Wage inequality between Italian men and women represents another serious issue to tackle. The average net wages of Italian women amount in fact to €1,096 a month, whereas male employees earn €1,377 a month. In sectors such as real estate, informatics and business service providing, a woman’s stipend is 30% lower than a man’s. Female money brokers have lower stipends by 18% or 20%, and female public sector employees earn 6.7% less than their male coworkers.  

The lack of supporting measures and financial aids for families and the lack of career opportunities for women have a significant impact on the low Italian total fertility rate,  amounting to 1.41 children per woman in 2011. One in three women in Italy quits her job when she becomes a mother.

The Italian institutions, which will be promoting cultural initiatives such as free museum admissions, book presentations, movie screenings and special events all over Italy, are not champions of gender equality when it comes to women empowerment and women participation in the governance. 

In the Political Empowerment category of the World Economic Forum’s Global Gender Gap 2011 Report in fact, Italy ranks 55th: it is 48th as far as the presence of women in parliament is concerned, and 46th for women in ministerial positions. 

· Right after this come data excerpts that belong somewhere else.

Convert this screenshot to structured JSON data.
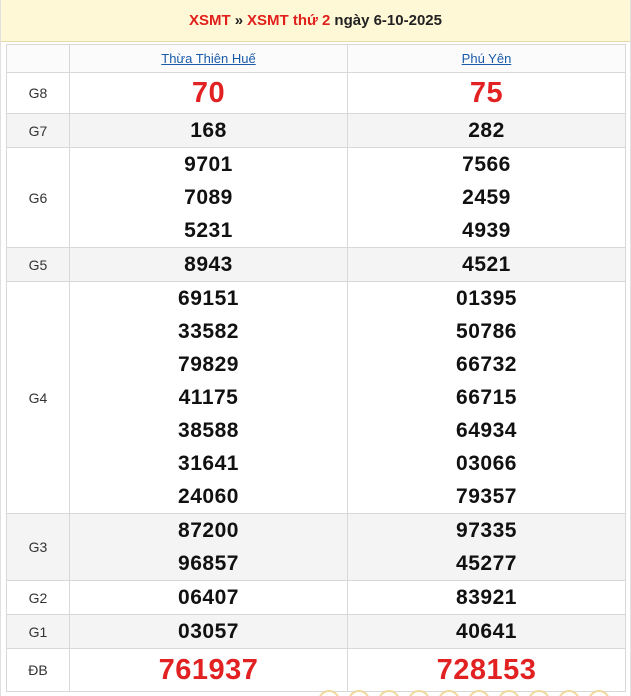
{
  "header": {
    "link1": "XSMT",
    "separator": "»",
    "link2": "XSMT thứ 2",
    "date_text": "ngày 6-10-2025"
  },
  "provinces": [
    "Thừa Thiên Huế",
    "Phú Yên"
  ],
  "prizes": [
    {
      "label": "G8",
      "a": [
        "70"
      ],
      "b": [
        "75"
      ],
      "highlight": true
    },
    {
      "label": "G7",
      "a": [
        "168"
      ],
      "b": [
        "282"
      ]
    },
    {
      "label": "G6",
      "a": [
        "9701",
        "7089",
        "5231"
      ],
      "b": [
        "7566",
        "2459",
        "4939"
      ]
    },
    {
      "label": "G5",
      "a": [
        "8943"
      ],
      "b": [
        "4521"
      ]
    },
    {
      "label": "G4",
      "a": [
        "69151",
        "33582",
        "79829",
        "41175",
        "38588",
        "31641",
        "24060"
      ],
      "b": [
        "01395",
        "50786",
        "66732",
        "66715",
        "64934",
        "03066",
        "79357"
      ]
    },
    {
      "label": "G3",
      "a": [
        "87200",
        "96857"
      ],
      "b": [
        "97335",
        "45277"
      ]
    },
    {
      "label": "G2",
      "a": [
        "06407"
      ],
      "b": [
        "83921"
      ]
    },
    {
      "label": "G1",
      "a": [
        "03057"
      ],
      "b": [
        "40641"
      ]
    },
    {
      "label": "ĐB",
      "a": [
        "761937"
      ],
      "b": [
        "728153"
      ],
      "highlight": true
    }
  ],
  "colors": {
    "accent_red": "#e22222",
    "link_blue": "#1a5aa8",
    "header_bg": "#fff8d7"
  }
}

The emphasis on the importance of celebrating International Women’s Day in Italy is seen as excessive and worrisome by Minister Elsa Fornero, who declared this morning that “Italy is not a mature country on gender issues,”  and that “women should not be claiming their rights, and we should be at a stage where women are working, even flexibly, because that is what adults do.” According to an estimate of Italy’s central bank, Banca d’Italia, if 60% of Italian women were employed, Italy’s GDP would be 7% higher. 

Fornero also elaborated on the issue of domestic violence, which still affects Italian women inside and outside their families. According to the Minister, “the lack of opportunities and the low growth rates” in Italy’s present times represent a trigger to violence. 

The Italian volunteer association Telefono Rosa, providing counseling and assistance to women victims, reports that on in the first 67 days of 2012, 31 women were killed in Italy. 

“We have no reason to celebrate,” is Telefono Rosa’s motto for today, and the association’s volunteers will be meeting Italian students in the City Hall of Rome, to raise awareness on the problem among the younger generations.